After Borg survivors invade the USS Enterprise-E, Picard and his team, including Lieutenant Hawk (Neal McDonough) and Worf, switch into high gear to try to defeat the enemy. The android Data (Brent Spiner) is captured by the Borg Queen (Alice Krige), who attempts to barter him to Picard in exchange for the ship’s codes.
As is usually the case in “Star Trek” movies, Starfleet defeats the enemy. In this case, it is Data who ultimately shifts the odds into Starfleet’s favor, although the entire crew has a hand in helping to set Earth’s timeline back as it should be. When the Earth is safe, the Enterprise journeys back to the twenty-fourth century to await their next mission.
The “Star Trek” franchise is known for having its stars direct some of the movies. Leonard Nimoy, who played Mr. Spock, directed “Star Trek III: The Search for Spock” in 1984 and “Star Trek IV: The Voyage Home” in 1986. The original Captain Kirk, William Shatner, directed
“Star Trek V: The Final Frontier” in 1989. Jonathan Frakes, who played the role of the ship’s first officer, William Riker, took on the task of directing “Star Trek: First Contact” with great success.
In a film that travels back and forth in space-time shuffling between plotlines and sub stories, Frakes managed to ensure that the audience always knew where the movie was and what was going on. Famed film critic Roger Ebert proclaimed that Frakes managed to bring “great energy and clarity” to “Star Trek: First Contact.”
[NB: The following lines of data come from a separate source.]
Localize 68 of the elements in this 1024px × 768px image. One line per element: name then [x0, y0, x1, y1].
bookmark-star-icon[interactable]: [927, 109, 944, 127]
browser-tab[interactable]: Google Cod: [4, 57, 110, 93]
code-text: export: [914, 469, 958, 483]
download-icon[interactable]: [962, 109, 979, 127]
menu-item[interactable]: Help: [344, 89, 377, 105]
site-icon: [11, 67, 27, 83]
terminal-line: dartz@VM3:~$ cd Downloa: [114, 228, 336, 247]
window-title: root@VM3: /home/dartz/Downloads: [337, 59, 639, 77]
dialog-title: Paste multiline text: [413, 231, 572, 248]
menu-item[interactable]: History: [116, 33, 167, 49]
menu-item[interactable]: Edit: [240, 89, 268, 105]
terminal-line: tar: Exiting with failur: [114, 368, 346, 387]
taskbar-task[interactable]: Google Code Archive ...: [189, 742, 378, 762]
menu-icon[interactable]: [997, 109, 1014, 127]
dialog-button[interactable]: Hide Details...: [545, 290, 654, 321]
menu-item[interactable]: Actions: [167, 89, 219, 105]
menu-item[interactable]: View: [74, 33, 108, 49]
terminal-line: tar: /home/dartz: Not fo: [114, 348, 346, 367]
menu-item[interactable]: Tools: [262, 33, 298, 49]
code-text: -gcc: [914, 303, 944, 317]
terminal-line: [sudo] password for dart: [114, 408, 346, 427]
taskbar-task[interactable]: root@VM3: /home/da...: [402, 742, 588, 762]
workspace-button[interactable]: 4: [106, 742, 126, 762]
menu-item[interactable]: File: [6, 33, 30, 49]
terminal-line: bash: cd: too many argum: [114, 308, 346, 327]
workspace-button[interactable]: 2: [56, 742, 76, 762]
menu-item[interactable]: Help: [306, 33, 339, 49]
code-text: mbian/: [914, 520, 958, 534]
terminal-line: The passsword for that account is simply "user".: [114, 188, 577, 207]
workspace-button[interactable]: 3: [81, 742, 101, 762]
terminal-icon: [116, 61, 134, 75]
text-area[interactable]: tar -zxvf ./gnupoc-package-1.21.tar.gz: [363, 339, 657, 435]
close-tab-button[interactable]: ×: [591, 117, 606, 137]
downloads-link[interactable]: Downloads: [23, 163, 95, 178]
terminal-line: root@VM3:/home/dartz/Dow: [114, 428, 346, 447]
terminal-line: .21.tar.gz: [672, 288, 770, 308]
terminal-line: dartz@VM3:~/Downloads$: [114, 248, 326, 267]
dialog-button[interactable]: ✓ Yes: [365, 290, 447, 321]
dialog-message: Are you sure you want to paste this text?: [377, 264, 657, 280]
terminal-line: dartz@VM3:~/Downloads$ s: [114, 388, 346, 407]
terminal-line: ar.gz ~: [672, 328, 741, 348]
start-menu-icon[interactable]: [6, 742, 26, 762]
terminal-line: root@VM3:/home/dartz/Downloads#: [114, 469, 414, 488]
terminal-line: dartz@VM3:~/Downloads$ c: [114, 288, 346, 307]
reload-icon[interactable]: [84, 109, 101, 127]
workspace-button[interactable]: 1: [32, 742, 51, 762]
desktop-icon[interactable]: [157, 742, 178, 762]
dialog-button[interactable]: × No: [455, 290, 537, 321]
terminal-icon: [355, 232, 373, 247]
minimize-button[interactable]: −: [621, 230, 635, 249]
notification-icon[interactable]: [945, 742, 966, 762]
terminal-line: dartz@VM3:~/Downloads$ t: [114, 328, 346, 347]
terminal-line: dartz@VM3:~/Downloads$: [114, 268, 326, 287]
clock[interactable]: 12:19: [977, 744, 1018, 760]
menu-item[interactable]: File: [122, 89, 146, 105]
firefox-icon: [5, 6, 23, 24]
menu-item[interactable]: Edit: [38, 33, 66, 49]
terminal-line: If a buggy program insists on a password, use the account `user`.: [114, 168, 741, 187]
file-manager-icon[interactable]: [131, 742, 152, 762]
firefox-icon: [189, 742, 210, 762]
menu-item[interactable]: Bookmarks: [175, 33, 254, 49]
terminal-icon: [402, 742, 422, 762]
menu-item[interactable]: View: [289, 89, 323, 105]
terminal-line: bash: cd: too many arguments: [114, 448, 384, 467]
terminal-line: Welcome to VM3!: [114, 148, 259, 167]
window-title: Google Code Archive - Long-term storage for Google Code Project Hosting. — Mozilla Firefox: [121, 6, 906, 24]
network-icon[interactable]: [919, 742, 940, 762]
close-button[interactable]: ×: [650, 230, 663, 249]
Patrick Stewart again took on the pivotal role of Captain Jean-Luc Picard, his role in the “Star Trek: The Next Generation” television series, as he did in several other “Star Trek” films in addition to “Star Trek: First Contact.” These films included “Star Trek: Generations,” “Star Trek: Insurrection,” and “Star Trek: Nemesis.”
Patrick Stewart began his acting career in 1964 and has played a diverse set of characters since then, drawing inspiration from several of them for his role as Captain Picard. Although he had some big shoes to step into, essentially taking the limelight away from William Shatner’s Captain Kirk, he managed to portray the character perfectly. The role of Captain Picard readied him to take on the persona of Professor Charles Xavier in the “X-Men” franchise, for which he received critical acclaim.
Stewart was ultimately nominated for two Golden Globes for his roles in the 2003 mini-series “The Lion in Winter” and the 1998 made-for-TV movie “Moby Dick” where he took on the role of Captain Ahab. He has gone on to win four major awards and has received seventeen additional nominations.
Although “Star Trek: First Contact” may be noted more for the absence of the original cast and the breathtaking special effects, this movie is more about ideas and theories than it is about action and adventure. This movie manages to adequately put the ideas of humans, artificial intelligence, and aliens to the test.